23:2 Y subió el rey a la casa de Jehová con todos los
varones de Judá, y con todos los moradores de Jerusalén,
con los sacerdotes y profetas y con todo el pueblo, desde el más
chico hasta el más grande; y leyó, oyéndolo ellos,
todas las palabras del libro del pacto que había sido hallado en
la casa de Jehová.
23:3 Y poniéndose el rey en pie junto a la columna, hizo pacto
delante de Jehová, de que irían en pos de Jehová,
y guardarían sus mandamientos, sus testimonios y sus estatutos,
con todo el corazón y con toda el alma, y que cumplirían
las palabras del pacto que estaban escritas en aquel libro. Y todo el pueblo
confirmó el pacto.
Reformas de Josías
(2 Cr. 34.3-7)
23:4 Entonces mandó el rey al sumo sacerdote Hilcías,
a los sacerdotes de segundo orden, y a los guardianes de la puerta, que
sacasen del templo de Jehová todos los utensilios que habían
sido hechos para Baal, para Asera y para todo el ejército de los
cielos; y los quemó fuera de Jerusalén en el campo del Cedrón,
e hizo llevar las cenizas de ellos a Bet-el.
23:5 Y quitó a los sacerdotes idólatras que habían
puesto los reyes de Judá para que quemasen incienso en los lugares
altos en las ciudades de Judá, y en los alrededores de Jerusalén;
y asimismo a los que quemaban incienso a Baal, al sol y a la luna, y a
los signos del zodíaco, y a todo el ejército de los cielos.
23:6 Hizo también sacar la imagen de Asera fuera de la casa
de Jehová, fuera de Jerusalén, al valle del Cedrón,
y la quemó en el valle del Cedrón, y la convirtió
en polvo, y echó el polvo sobre los sepulcros de los hijos del pueblo.
23:7 Además derribó los lugares de prostitución
idolátrica que estaban en la casa de Jehová, en los cuales
tejían las mujeres tiendas para Asera.
23:8 E hizo venir todos los sacerdotes de las ciudades de Judá,
y profanó los lugares altos donde los sacerdotes quemaban incienso,
desde Geba hasta Beerseba; y derribó los altares de las puertas
que estaban a la entrada de la puerta de Josué, gobernador de la
ciudad, que estaban a la mano izquierda, a la puerta de la ciudad.
23:9 Pero los sacerdotes de los lugares altos no subían al altar
de Jehová en Jerusalén, sino que comían panes sin
levadura entre sus hermanos.
23:10 Asimismo profanó a Tofet, que está en el valle
del hijo de Hinom, 
para que ninguno pasase su hijo o su hija por fuego a Moloc.
23:11 Quitó también los caballos que los reyes de Judá
habían dedicado al sol a la entrada del templo de Jehová,
junto a la cámara de Natán-melec eunuco, el cual tenía
a su cargo los ejidos; y quemó al fuego los carros del sol.

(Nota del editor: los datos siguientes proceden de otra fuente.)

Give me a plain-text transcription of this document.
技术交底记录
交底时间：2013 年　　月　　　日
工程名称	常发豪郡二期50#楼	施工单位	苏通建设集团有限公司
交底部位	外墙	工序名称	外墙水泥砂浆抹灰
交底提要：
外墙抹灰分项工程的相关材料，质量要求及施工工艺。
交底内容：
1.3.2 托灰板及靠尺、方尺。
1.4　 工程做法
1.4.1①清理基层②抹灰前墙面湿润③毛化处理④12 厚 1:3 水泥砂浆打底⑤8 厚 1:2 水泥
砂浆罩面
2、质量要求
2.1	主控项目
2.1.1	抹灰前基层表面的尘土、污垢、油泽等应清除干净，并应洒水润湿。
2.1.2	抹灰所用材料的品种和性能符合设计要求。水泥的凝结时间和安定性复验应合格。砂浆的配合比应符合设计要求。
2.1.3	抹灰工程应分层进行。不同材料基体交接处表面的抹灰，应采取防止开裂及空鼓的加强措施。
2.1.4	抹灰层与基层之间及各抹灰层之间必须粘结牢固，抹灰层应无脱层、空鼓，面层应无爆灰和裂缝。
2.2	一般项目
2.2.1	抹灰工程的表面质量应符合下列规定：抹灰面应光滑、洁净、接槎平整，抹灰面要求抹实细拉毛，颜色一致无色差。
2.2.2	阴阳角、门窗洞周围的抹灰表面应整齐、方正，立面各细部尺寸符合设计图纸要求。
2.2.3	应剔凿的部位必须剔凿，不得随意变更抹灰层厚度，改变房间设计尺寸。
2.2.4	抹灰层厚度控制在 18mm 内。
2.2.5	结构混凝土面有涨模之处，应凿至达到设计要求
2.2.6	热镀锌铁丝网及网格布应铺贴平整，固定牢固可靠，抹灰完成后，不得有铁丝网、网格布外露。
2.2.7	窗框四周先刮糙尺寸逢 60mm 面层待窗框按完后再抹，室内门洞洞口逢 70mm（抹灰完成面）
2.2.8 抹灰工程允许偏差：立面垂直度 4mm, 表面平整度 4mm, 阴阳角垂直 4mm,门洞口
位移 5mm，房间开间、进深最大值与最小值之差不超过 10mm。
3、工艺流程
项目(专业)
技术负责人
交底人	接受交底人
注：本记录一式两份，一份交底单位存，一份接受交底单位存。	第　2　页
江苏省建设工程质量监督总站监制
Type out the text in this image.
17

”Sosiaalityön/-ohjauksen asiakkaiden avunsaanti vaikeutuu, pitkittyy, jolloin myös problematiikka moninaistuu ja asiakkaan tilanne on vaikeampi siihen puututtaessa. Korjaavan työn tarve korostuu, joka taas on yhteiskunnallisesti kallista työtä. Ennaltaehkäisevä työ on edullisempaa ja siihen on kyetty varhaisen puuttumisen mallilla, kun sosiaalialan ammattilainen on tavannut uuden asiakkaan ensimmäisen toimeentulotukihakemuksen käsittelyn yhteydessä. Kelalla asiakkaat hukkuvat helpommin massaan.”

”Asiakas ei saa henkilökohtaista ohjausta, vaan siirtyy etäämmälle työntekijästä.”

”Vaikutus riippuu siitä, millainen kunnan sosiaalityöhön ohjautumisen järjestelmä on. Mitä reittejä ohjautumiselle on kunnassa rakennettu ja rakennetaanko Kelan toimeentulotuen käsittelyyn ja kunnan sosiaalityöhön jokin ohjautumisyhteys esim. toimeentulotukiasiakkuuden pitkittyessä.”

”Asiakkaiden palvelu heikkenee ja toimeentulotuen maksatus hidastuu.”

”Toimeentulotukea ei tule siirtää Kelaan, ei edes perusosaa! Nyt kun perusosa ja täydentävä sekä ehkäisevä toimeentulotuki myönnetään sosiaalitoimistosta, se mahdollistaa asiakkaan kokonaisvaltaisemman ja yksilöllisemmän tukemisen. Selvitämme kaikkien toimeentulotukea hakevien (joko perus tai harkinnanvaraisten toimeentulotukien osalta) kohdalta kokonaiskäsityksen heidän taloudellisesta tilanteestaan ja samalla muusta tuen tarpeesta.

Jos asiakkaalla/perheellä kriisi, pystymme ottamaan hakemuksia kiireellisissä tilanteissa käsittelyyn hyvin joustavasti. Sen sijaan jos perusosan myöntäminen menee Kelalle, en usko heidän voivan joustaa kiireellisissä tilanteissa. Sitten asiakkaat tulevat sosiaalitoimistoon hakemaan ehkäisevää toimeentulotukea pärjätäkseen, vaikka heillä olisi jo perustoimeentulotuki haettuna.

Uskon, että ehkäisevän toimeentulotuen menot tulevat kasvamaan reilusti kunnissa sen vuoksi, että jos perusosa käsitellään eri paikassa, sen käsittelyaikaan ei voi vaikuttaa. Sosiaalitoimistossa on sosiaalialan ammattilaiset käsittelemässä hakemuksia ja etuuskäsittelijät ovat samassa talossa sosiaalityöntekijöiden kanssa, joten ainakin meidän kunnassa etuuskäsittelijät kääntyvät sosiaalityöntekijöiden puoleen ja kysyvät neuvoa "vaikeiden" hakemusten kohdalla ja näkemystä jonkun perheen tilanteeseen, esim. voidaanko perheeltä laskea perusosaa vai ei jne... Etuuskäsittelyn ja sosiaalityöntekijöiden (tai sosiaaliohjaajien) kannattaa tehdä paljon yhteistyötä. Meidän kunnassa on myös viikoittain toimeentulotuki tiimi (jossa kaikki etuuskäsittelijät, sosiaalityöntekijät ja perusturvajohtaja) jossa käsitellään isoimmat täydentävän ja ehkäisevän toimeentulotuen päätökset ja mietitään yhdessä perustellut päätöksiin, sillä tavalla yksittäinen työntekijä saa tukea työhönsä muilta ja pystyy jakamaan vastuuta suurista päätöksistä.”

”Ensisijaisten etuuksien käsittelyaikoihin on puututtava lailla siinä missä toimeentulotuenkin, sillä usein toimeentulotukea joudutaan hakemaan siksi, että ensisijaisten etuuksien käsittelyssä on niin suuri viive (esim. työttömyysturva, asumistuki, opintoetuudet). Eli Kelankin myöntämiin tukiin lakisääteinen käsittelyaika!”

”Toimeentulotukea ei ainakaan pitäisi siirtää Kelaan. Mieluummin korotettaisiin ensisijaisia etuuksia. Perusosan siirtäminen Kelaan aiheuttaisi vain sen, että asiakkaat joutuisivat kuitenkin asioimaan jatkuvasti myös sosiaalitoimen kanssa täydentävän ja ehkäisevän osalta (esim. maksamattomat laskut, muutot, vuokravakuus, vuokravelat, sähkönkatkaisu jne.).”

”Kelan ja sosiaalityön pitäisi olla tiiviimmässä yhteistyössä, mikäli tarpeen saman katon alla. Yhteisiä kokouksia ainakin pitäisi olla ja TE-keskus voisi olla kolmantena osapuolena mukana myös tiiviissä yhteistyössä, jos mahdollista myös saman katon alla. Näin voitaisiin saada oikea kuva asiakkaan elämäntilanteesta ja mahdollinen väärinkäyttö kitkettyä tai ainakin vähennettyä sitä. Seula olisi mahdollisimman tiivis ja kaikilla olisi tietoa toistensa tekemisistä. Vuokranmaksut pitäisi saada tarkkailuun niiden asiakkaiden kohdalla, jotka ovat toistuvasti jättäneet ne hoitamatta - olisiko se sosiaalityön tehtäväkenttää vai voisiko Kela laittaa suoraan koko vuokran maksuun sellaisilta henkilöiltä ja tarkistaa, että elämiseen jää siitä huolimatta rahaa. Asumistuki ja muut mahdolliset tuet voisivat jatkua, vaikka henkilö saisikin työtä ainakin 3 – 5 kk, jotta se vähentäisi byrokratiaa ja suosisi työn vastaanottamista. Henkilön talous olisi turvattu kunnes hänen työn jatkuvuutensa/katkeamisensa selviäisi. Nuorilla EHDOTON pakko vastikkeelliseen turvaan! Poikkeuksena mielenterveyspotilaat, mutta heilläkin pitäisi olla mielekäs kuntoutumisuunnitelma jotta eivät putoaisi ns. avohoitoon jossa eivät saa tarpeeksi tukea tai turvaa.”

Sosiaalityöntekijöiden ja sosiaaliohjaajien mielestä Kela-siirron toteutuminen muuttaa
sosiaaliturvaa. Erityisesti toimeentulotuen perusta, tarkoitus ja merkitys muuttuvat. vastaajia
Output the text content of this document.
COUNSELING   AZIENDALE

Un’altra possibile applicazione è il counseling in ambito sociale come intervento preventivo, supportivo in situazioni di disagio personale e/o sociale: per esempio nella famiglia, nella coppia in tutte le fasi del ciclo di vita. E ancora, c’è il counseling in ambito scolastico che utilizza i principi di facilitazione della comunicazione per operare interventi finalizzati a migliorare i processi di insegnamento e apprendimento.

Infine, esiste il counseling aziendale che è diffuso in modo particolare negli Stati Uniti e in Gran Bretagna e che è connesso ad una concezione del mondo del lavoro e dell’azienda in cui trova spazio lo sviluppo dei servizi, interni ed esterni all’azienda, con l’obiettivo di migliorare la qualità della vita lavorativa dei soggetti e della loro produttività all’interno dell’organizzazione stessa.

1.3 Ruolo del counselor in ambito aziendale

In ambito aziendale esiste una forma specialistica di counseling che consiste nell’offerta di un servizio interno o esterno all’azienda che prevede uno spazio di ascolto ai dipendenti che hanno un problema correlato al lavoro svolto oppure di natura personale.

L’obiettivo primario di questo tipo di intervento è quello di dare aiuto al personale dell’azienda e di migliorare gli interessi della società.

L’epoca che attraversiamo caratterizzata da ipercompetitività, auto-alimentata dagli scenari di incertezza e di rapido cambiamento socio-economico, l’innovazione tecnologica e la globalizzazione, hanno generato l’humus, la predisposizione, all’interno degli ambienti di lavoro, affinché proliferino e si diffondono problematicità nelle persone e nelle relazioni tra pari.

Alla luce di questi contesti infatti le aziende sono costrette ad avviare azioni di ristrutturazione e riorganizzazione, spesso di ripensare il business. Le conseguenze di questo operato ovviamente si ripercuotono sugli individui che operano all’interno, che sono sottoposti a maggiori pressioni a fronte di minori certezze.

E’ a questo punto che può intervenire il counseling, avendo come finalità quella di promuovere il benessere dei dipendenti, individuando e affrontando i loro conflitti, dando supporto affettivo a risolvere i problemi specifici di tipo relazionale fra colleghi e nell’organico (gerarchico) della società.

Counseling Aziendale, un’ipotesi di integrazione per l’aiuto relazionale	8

23:12 Derribó además el rey los altares que estaban sobre
la azotea de la sala de Acaz, que los reyes de Judá habían
hecho, y los altares que había hecho Manasés en los dos atrios
de la casa de Jehová;
y de allí corrió y arrojó el polvo al arroyo del Cedrón.
23:13 Asimismo profanó el rey los lugares altos que estaban
delante de Jerusalén, a la mano derecha del monte de la destrucción,
los cuales Salomón rey de Israel había edificado a Astoret
ídolo abominable de los sidonios, a Quemos ídolo abominable
de Moab, y a Milcom ídolo abominable de los hijos de Amón.
23:14 Y quebró las estatuas, y derribó las imágenes
de Asera, y llenó el lugar de ellos de huesos de hombres.
23:15 Igualmente el altar que estaba en Bet-el, y el lugar alto que
había hecho Jeroboam hijo de Nabat,
el que hizo pecar a Israel; aquel altar y el lugar alto destruyó,
y lo quemó, y lo hizo polvo, y puso fuego a la imagen de Asera.
23:16 Y se volvió Josías, y viendo los sepulcros que
estaban allí en el monte, envió y sacó los huesos
de los sepulcros, y los quemó sobre el altar para contaminarlo,
conforme a la palabra de Jehová que había profetizado el
varón de Dios, el cual había anunciado esto.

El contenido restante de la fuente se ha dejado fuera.